The company’s first-quarter revenue was in line with analysts’ expectations. Analysts expected adjusted EPS of -$0.38. Its gross margin contracted 50 basis points to 33.2% in the quarter. Markdowns it made to clear its slow-moving inventory adversely affected its gross margin. The company’s decision to exit the major appliance and in-store furniture categories also dented its gross margin.

JCPenney’s operating margin was -3.8% in the first quarter compared to 0.1% in the first quarter of fiscal 2018.

Improvement efforts

One of the first moves Soltau made was to exit the appliances business. Soltau made this decision so that the company can better focus on the apparel, soft home furnishings, and other higher-margin categories.

To improve its apparel business, JCPenney is focusing on categories such as activewear and women’s dresses.
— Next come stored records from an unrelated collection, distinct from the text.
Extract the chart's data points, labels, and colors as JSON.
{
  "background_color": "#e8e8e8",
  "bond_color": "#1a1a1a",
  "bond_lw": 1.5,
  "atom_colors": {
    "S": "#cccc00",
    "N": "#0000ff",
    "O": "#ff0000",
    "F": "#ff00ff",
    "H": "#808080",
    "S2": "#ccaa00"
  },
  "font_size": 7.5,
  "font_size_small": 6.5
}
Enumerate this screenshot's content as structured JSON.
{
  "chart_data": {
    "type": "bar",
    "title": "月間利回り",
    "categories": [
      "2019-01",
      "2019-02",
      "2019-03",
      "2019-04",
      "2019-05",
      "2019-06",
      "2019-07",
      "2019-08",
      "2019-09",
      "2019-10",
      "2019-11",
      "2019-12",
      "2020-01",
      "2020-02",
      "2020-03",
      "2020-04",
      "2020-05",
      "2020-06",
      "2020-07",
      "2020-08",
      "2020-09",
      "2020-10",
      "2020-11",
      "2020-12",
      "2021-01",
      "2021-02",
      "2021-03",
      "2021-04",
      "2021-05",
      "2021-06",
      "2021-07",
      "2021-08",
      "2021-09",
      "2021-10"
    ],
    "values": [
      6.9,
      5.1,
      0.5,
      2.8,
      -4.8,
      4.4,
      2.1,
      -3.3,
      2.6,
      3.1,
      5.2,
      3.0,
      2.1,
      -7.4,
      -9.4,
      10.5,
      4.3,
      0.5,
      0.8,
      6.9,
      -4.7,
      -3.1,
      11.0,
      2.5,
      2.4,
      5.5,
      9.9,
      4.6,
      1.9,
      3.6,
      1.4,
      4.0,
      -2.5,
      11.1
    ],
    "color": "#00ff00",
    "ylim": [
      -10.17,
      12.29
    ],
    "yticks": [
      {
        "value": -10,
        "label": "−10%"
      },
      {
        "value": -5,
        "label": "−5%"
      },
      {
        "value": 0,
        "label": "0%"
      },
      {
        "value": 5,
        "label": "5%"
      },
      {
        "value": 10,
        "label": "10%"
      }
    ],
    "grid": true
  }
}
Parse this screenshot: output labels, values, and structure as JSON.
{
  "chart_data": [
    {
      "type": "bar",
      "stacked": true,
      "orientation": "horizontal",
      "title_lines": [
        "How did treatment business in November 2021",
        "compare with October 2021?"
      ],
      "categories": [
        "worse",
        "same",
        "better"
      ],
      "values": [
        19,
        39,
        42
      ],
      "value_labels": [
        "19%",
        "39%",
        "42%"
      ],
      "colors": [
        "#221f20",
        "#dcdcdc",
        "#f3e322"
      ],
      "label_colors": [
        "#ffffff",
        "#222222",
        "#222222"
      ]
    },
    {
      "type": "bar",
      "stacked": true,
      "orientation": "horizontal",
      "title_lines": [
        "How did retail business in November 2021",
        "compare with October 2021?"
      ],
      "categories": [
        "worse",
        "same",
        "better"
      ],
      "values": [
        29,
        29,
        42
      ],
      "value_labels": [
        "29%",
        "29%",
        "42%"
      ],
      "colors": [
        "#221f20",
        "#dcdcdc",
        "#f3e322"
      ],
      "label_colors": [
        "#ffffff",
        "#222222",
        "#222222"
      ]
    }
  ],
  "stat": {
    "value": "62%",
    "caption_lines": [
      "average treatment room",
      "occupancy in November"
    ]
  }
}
The company is also offering special sizes to cater to a wider customer base.

JCPenney is also enhancing its omni-channel capabilities to improve the consumer shopping experience. The company is focusing on efficient inventory management to improve its profitability. JCPenney needs to bring down excess inventory levels to avoid higher markdowns.

Analysts’ ratings

On Thursday, JCPenney stock was rated a “hold” by nine out of 13 analysts. The remaining four had “sell” recommendations. The average 12-month price target of $1.11 for JCPenney stock implies a potential upside of 2.0% as of Thursday.

On Thursday, JCPenney stock was up 3.9% YTD (year-to-date). However, today’s fall is likely to erase the company’s YTD rise.

Analysts expect JCPenney’s revenue to fall 3.7% to $11.6 billion in fiscal 2019. They expect its adjusted EPS to fall to -$1.01 in fiscal 2019 from -$0.94 in fiscal 2018.

Despite JCPenney’s strategic initiatives, its turnaround looks challenging given the intense rivalry in the retail space and an uncertain macro environment.